Derrick Tung of Paulie Gee’s is the guest on the new Pizza City USA podcast with Steve Dolinsky.
And this is one to read, but a nice piece talking with James VanOsdol of the Car Con Carne podcast (which I was just on) talking about why he does independent local media, which is a lot like why I do independent local media:
When the topic of the Chicago music scene was mentioned, VanOsdol said “We have really talented people who live here, really accomplished musicians. Whether the world at large is aware of that, it doesn’t matter. There are some really incredible people with incredibly fascinating and idiosyncratic personalities here. I love being able to support the local scene and it’s almost like you’re honor-bound. You live in this area, support the home team. I love in my own small way being able to help and support.”
WHAT MIKE ATE
Chinatown didn’t seem to be suffering a slowdown when we got there Saturday night—the parking lot was plenty full and so were some of the restaurants, like the new rotary sushi spot. But the new one we were headed to, Chef Xiong’s Taste of Szechwan, looked more like it was feeling the effects of customers staying away. To judge by the picture of Chef Xiong in the foyer, posing with Anthony Bourdain and Stephanie Izard, he appears to have been chef at Sze Chuan Cuisine (featured in Bourdain’s last Chicago episode), before opening his own place with the backing of the owners of Evanston’s Peppercorn Kitchen.
Anyway, things seemed well-made if possibly tamped down, spice-wise (and there was nothing on the table to doctor it). We had Taiwanese popcorn chicken (aptly named and very scarfable, if mostly small pieces a little hard for gringos to pick up with chopsticks), very good (if again, could have been hotter) ma po tofu, and a brisket noodle soup that had a nice smoky flavor to it.
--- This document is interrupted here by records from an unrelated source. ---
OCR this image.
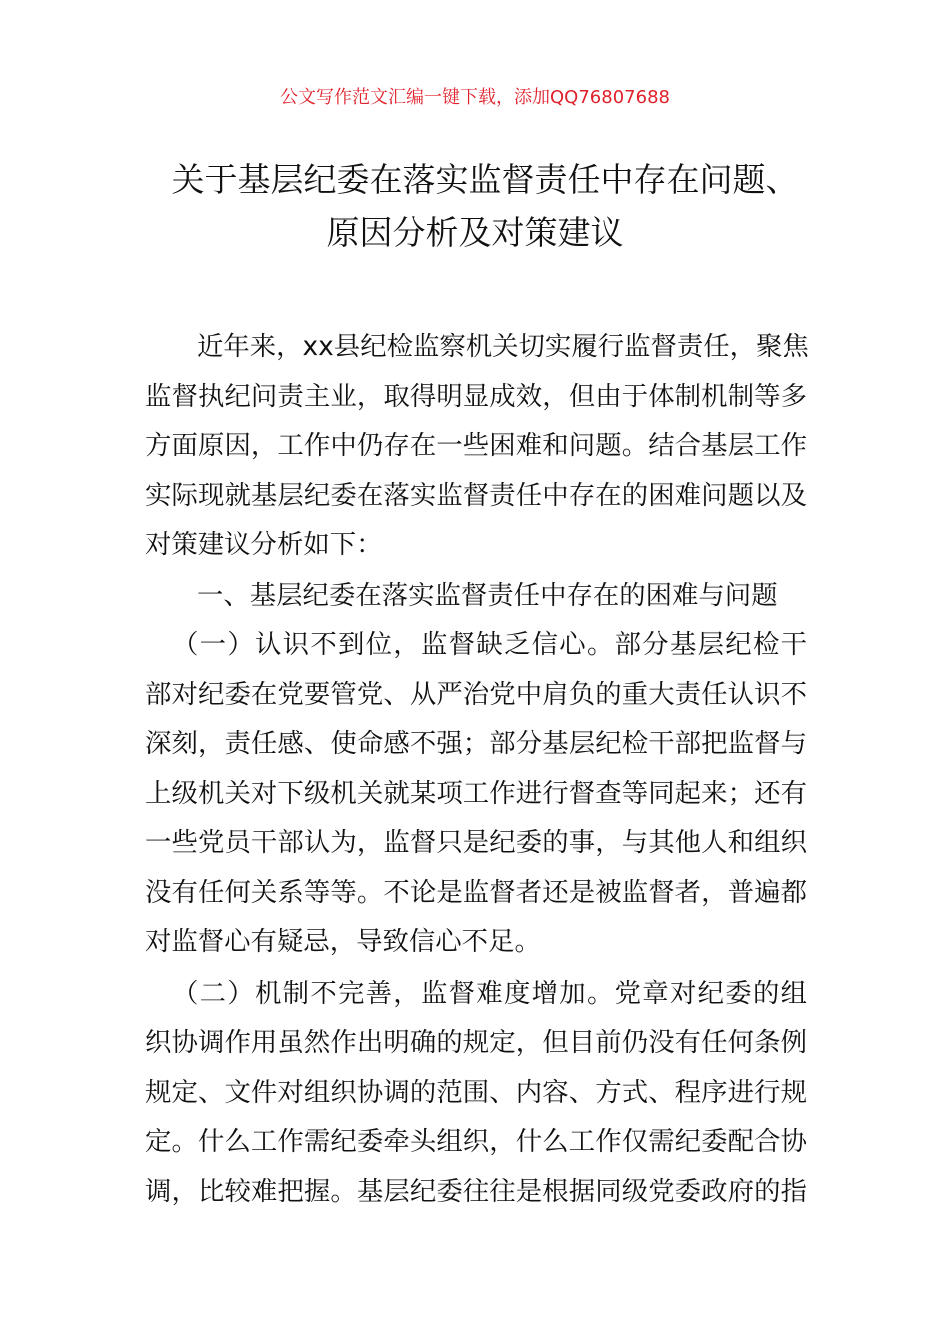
公文写作范文汇编一键下载，添加QQ76807688
关于基层纪委在落实监督责任中存在问题、
原因分析及对策建议
近年来，xx县纪检监察机关切实履行监督责任，聚焦
监督执纪问责主业，取得明显成效，但由于体制机制等多
方面原因，工作中仍存在一些困难和问题。结合基层工作
实际现就基层纪委在落实监督责任中存在的困难问题以及
对策建议分析如下：
一、基层纪委在落实监督责任中存在的困难与问题
（一）认识不到位，监督缺乏信心。部分基层纪检干
部对纪委在党要管党、从严治党中肩负的重大责任认识不
深刻，责任感、使命感不强；部分基层纪检干部把监督与
上级机关对下级机关就某项工作进行督查等同起来；还有
一些党员干部认为，监督只是纪委的事，与其他人和组织
没有任何关系等等。不论是监督者还是被监督者，普遍都
对监督心有疑忌，导致信心不足。
（二）机制不完善，监督难度增加。党章对纪委的组
织协调作用虽然作出明确的规定，但目前仍没有任何条例
规定、文件对组织协调的范围、内容、方式、程序进行规
定。什么工作需纪委牵头组织，什么工作仅需纪委配合协
调，比较难把握。基层纪委往往是根据同级党委政府的指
But my top Szechuan recommendation in Chinatown remains Szechwan JMC.
The better meal I had from a part of China this week, though, was way up in Morton Grove. I’ve known there was true Mongolian food to be found out in the burbs for a while, and the coldest Valentine’s Day in living memory seemed a good day to check it out. Mazalae is a family-run place where meaty dumplings and thick stews of beef and glassy noodles will keep you warm on the plains of the north shore; I expected comfortably bland and was impressed that the dishes were all seasoned quite well with fresh black pepper.
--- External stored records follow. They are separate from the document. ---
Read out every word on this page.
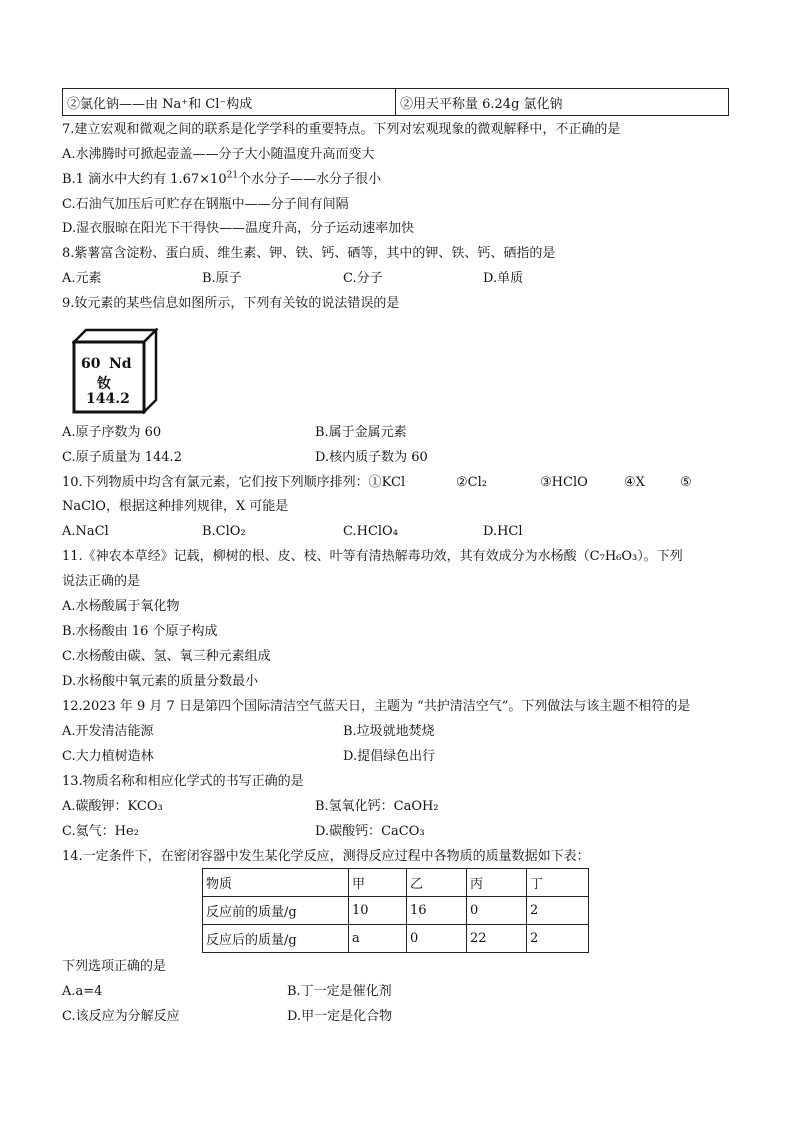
②氯化钠——由 Na⁺和 Cl⁻构成	②用天平称量 6.24g 氯化钠
7.建立宏观和微观之间的联系是化学学科的重要特点。下列对宏观现象的微观解释中，不正确的是
A.水沸腾时可掀起壶盖——分子大小随温度升高而变大
B.1 滴水中大约有 $1.67\times 10^{21}$个水分子——水分子很小
C.石油气加压后可贮存在钢瓶中——分子间有间隔
D.湿衣服晾在阳光下干得快——温度升高，分子运动速率加快
8.紫薯富含淀粉、蛋白质、维生素、钾、铁、钙、硒等，其中的钾、铁、钙、硒指的是
A.元素	B.原子	C.分子	D.单质
9.钕元素的某些信息如图所示，下列有关钕的说法错误的是
60 Nd
钕
144.2
A.原子序数为 60	B.属于金属元素
C.原子质量为 144.2	D.核内质子数为 60
10.下列物质中均含有氯元素，它们按下列顺序排列：①KCl	②Cl₂	③HClO	④X	⑤
NaClO，根据这种排列规律，X 可能是
A.NaCl	B.ClO₂	C.HClO₄	D.HCl
11.《神农本草经》记载，柳树的根、皮、枝、叶等有清热解毒功效，其有效成分为水杨酸（C₇H₆O₃）。下列
说法正确的是
A.水杨酸属于氧化物
B.水杨酸由 16 个原子构成
C.水杨酸由碳、氢、氧三种元素组成
D.水杨酸中氧元素的质量分数最小
12.2023 年 9 月 7 日是第四个国际清洁空气蓝天日，主题为 “共护清洁空气”。下列做法与该主题不相符的是
A.开发清洁能源	B.垃圾就地焚烧
C.大力植树造林	D.提倡绿色出行
13.物质名称和相应化学式的书写正确的是
A.碳酸钾：KCO₃	B.氢氧化钙：CaOH₂
C.氦气：He₂	D.碳酸钙：CaCO₃
14.一定条件下，在密闭容器中发生某化学反应，测得反应过程中各物质的质量数据如下表：
物质	甲	乙	丙	丁
反应前的质量/g	10	16	0	2
反应后的质量/g	a	0	22	2
下列选项正确的是
A.a=4	B.丁一定是催化剂
C.该反应为分解反应	D.甲一定是化合物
Finally, I had not been to Cafe Cancale since a media preview, so I went back on my own this week and find it, if not as adventurous as other One Off restaurants downtown, an entirely respectable French restaurant that made me a satisfying Salade Niçoise and a beautifully executed piece of trout amandine, with just the crispy exterior and juicy interior I wanted. Better than many meals I had on my last trip to France, for sure.